Erziehen? Klingt fast wie zensieren...

Nachdem ich gerade mal auf jugendschutz.net rumgewühlt hab und nebenbei auf Tipps für "sicheres Surfen" gestoßen bin - um genau zu sein dieses ( http://www.jugendschutz.net/pdf/Faltblatt_Surfen.pdf ) Faltblatt und mich erst königlich amüsiert hab, bin ich dann auf die "E-Mail für Kinder" Angebote gestoßen.

Um aus den "Antworten für Eltern/Lehrer/Erziehungsberechtigte" von bspw. http://grundschulpost.zum.de/ zu zitieren:

2. Von jeder E-Mail, die an eine Grundschulpost-Adresse geschickt wird oder von einer Grundschulpost-Adresse abgesandt wird, wird eine Kopie an eine erwachsene Bezugsperson gesandt. Dadurch wollen wir dem Missbrauch des Systems vorbeugen.
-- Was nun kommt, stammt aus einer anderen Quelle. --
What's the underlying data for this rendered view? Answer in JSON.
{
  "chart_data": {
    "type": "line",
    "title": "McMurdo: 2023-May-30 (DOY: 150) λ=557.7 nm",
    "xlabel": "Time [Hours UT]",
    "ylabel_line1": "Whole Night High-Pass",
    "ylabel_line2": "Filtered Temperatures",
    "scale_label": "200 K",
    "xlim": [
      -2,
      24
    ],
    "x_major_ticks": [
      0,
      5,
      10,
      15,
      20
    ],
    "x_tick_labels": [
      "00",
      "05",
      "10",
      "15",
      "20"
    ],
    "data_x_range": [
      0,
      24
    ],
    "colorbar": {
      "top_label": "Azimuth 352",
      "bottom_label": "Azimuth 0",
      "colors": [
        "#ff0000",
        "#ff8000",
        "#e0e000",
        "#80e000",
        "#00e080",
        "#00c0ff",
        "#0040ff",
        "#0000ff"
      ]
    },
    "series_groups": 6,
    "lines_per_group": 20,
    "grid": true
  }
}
Mh nur um das richtig zu verstehen: Erziehung ist gar nicht so wichtig, wenn man Inhalte auch einfach vorab filtern kann. Außerdem braucht mein Kind im Grundschulalter sowas wie eine Privatsphäre noch überhaupt nicht. Und überhaupt, wo ist das Problem, immerhin bin ich Erziehungsberechtigt und das Balg gehört mir. Das zu einem Aufwachsen und verantwortungsbewussten Umgang mit den "neuen Medien" auch gehört, das man sieht, dass die Welt nicht "gut" ist wird wohl völlig außer Acht gelassen.
Es wäre doch auch eine Option meinem Kind die Möglichkeit zu geben im Netz Erfahrungen zu sammeln und diese Erfahrungen mit ihm zu besprechen - Naja - oder ich wähle eben die Erfahrungen aus.
Ich denk mal wieder an meine Kindheit zurück. Die bösen großen Halbstarken die auf dem Spielplatz rumgelungert sind und sich beleidigt haben scheinen mich irgendwie nicht so psychisch verwirrt zu haben, oder so sehr psychisch verwirrt zu haben, dass ich es wirklich als störend Empfunden hätte, wenn meine Eltern vorher meine Konversation mit meinen Freunden - oder eben auch diesen Halbstarken - gefiltert hätten. Oder wenn ich für private Korrespondenz jedesmal einen Aufpasser gehabt hätte.
Es ist sogar so: Ich bin dankbar dafür. Auch schlechte Erfahrungen die ich gesammelt habe, sind Erfahrungen die mich in meinem Leben weiter gebracht haben. Auch die sinnlosen, beleidigenden und verletzenden Wortgefechte oder kindlichen Prügeleien mit meinen Freunden oder ehemaligen Freunden gehören dazu. Auch über die habe ich gelernt - gelernt Worte einzuordnen, gelernt Spaß zu verstehen, gelernt Sarkasmus zu verstehen, gelernt Beleidigungen zu ertragen und gelassen zu reagieren, gelernt mich zu Artikulieren - und nicht zuletzt gelernt, dass es weh tut wenn man sich prügelt.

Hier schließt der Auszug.